Both agreed that the care home is entirely at fault and that they have a duty of care to mum which they cannot abrogate or pass to me. Giving me an ultimatum in order to coerce me to pay for additional support is not acceptable and I have been advised not to pay. Both organisations said that given the circumstances, they should have anticipated mums confusion and distress and been geared up to support her.

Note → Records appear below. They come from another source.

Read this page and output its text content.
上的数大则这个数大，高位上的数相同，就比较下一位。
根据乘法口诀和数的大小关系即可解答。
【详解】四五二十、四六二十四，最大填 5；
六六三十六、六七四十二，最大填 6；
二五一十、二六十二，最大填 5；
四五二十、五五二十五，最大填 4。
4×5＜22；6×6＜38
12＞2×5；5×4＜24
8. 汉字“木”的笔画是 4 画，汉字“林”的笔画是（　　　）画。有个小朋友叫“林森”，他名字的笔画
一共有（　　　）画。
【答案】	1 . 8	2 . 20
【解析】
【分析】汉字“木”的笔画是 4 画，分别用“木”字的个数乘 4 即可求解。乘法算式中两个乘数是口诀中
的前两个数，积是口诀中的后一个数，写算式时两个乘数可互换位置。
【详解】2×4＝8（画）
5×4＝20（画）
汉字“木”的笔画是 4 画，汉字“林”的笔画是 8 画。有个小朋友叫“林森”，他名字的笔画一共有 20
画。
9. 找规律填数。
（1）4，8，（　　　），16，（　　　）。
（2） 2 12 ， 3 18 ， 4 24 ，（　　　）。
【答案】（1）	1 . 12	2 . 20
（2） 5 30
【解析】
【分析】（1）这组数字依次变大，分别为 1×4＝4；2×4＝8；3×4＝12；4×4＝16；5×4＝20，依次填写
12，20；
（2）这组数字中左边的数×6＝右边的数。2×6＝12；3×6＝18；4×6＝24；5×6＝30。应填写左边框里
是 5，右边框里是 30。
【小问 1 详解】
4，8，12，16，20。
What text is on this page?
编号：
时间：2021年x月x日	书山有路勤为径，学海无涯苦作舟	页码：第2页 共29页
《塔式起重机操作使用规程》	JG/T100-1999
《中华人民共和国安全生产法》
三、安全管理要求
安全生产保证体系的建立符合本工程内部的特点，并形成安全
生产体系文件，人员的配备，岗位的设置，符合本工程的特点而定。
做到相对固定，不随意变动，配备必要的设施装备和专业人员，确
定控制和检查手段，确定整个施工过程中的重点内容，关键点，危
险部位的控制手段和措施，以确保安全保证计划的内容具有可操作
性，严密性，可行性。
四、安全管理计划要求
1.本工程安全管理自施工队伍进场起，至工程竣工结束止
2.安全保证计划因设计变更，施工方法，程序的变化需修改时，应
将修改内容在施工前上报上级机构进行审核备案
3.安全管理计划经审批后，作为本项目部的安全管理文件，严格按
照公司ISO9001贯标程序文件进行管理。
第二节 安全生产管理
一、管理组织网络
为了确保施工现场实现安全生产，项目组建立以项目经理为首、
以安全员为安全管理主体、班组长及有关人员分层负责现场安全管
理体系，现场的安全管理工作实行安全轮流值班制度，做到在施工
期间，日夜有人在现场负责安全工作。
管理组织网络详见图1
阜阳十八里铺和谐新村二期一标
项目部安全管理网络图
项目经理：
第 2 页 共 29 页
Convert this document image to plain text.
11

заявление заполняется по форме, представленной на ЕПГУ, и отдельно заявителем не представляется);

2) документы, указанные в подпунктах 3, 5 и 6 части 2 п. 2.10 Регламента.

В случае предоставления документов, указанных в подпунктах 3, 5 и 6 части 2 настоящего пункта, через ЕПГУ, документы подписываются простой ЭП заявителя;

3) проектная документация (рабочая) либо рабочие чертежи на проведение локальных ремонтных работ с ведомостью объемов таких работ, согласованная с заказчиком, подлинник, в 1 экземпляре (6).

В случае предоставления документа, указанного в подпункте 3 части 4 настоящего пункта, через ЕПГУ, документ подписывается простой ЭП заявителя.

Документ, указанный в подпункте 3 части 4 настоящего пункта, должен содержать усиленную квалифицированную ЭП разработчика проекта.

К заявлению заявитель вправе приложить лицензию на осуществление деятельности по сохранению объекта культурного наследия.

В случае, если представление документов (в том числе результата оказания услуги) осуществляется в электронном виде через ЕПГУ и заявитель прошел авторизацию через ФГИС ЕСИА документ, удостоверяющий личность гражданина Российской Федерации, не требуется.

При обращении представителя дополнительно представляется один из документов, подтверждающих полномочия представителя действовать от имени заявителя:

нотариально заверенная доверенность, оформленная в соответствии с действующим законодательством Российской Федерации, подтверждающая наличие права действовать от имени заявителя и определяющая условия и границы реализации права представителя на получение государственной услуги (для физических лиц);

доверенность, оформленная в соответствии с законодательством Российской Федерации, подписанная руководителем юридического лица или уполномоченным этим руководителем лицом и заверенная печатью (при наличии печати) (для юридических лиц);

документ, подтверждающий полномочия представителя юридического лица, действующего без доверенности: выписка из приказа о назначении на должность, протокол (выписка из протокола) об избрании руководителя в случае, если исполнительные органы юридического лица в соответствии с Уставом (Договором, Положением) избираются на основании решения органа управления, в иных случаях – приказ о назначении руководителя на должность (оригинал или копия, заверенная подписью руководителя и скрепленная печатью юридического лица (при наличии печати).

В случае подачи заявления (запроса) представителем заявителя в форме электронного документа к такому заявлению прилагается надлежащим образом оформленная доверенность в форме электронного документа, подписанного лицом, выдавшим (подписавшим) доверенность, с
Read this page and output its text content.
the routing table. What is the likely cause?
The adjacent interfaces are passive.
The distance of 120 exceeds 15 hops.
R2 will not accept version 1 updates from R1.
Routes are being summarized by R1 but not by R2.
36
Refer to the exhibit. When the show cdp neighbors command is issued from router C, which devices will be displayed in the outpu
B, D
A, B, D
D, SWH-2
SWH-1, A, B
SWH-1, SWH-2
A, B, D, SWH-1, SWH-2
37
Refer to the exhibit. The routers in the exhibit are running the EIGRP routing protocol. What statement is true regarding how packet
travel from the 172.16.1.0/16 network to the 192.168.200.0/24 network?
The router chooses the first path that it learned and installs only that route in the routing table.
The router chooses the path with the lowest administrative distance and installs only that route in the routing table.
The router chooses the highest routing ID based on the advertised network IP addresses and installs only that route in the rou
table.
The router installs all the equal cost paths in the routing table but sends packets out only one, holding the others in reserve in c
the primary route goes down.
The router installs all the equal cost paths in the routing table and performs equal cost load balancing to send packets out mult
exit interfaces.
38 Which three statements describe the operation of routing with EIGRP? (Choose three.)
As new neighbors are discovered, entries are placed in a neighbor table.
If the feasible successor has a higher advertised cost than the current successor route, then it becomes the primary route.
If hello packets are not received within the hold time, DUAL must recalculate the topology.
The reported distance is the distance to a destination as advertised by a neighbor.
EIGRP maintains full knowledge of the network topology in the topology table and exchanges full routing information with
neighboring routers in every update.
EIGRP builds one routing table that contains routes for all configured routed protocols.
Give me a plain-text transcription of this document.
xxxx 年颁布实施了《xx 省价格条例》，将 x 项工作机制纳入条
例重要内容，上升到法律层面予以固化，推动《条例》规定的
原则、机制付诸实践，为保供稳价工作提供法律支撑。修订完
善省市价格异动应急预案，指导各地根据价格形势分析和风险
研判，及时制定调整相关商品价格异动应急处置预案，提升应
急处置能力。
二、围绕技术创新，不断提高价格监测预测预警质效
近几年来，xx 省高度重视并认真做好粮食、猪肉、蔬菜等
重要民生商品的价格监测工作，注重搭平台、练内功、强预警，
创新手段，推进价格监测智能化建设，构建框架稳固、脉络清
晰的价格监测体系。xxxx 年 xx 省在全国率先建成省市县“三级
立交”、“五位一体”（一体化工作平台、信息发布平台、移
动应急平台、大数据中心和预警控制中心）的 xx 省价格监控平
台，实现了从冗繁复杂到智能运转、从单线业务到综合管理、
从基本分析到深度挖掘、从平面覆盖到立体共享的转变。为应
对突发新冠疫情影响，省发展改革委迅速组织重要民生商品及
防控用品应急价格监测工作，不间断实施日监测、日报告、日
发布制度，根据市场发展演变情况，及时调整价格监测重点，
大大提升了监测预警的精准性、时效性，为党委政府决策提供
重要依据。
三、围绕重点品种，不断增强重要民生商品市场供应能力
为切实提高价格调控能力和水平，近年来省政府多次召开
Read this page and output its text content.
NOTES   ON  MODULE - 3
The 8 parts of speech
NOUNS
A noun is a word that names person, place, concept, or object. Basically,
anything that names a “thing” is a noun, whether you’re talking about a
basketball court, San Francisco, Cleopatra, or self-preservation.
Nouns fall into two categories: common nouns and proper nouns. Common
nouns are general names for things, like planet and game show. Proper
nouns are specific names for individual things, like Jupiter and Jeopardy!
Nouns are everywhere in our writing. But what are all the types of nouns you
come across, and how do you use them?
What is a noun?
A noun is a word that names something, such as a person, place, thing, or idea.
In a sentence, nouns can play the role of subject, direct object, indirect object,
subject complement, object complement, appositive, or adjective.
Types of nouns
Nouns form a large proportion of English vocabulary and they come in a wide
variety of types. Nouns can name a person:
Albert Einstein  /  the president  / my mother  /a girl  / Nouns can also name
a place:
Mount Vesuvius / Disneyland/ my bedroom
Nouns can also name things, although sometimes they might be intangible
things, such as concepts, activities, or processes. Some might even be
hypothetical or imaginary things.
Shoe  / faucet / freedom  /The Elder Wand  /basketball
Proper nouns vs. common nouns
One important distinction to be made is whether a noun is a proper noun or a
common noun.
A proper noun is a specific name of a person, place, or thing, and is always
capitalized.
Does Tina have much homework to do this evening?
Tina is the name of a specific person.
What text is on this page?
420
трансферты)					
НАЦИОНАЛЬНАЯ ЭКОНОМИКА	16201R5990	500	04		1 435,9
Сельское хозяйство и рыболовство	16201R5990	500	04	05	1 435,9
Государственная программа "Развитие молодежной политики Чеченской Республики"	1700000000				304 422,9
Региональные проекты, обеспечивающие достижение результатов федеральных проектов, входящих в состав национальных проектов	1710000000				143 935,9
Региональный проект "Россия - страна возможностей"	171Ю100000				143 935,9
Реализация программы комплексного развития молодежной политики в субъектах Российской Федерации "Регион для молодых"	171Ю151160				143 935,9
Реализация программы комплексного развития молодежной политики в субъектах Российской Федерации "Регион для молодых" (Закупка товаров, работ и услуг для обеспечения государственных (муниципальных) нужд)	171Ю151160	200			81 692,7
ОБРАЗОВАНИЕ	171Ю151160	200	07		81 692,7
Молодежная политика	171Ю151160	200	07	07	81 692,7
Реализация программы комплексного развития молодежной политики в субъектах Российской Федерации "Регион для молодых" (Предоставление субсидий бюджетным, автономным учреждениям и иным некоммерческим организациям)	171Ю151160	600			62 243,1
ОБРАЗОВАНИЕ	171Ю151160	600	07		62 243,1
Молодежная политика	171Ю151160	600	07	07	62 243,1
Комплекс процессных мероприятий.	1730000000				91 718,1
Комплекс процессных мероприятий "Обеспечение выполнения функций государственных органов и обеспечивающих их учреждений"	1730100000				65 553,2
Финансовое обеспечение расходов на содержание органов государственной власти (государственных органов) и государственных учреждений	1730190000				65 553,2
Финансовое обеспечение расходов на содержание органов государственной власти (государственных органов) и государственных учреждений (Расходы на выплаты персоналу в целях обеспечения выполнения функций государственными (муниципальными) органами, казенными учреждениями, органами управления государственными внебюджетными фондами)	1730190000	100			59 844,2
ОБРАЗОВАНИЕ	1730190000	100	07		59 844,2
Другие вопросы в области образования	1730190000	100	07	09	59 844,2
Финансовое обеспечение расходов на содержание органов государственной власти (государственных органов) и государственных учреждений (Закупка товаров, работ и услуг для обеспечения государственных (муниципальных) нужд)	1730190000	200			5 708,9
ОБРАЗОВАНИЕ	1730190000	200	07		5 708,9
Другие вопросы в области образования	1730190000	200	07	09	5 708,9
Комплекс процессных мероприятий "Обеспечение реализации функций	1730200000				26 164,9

I have been advised to make a formal complaint to the CQC.
The NHS dementia support team are visiting mum tomorrow and are going to have strong words with the home. We have lost all confidence in them but in 36 hours it will be over. What a horrible situation though and I have become really quite angry about it all. I asked the nurse if they were being kind to mum and her reply was that they were being paid to be kind! I really don’t think they are though.
 

Sarasa

Volunteer Host
Apr 13, 2018
7,349
0
Nottinghamshire
My mother was in two care homes and both went to great lengths to assure me that they could cope with mum's behaviour which could, certainly in the first home, be challenging. I'm so glad you are getting the support you need. The home your mum is in shouldn't call itself a dementia specialist home if it can't deal with what sounds like fairly standard behaviour for someone with dementia.
I hope your brother makes a full recovery. At the same time mum was being challenging in her care home my brother was seriously ill in hospital. The only way I could get through it all was not to dwell on it too much and think of more positive things instead.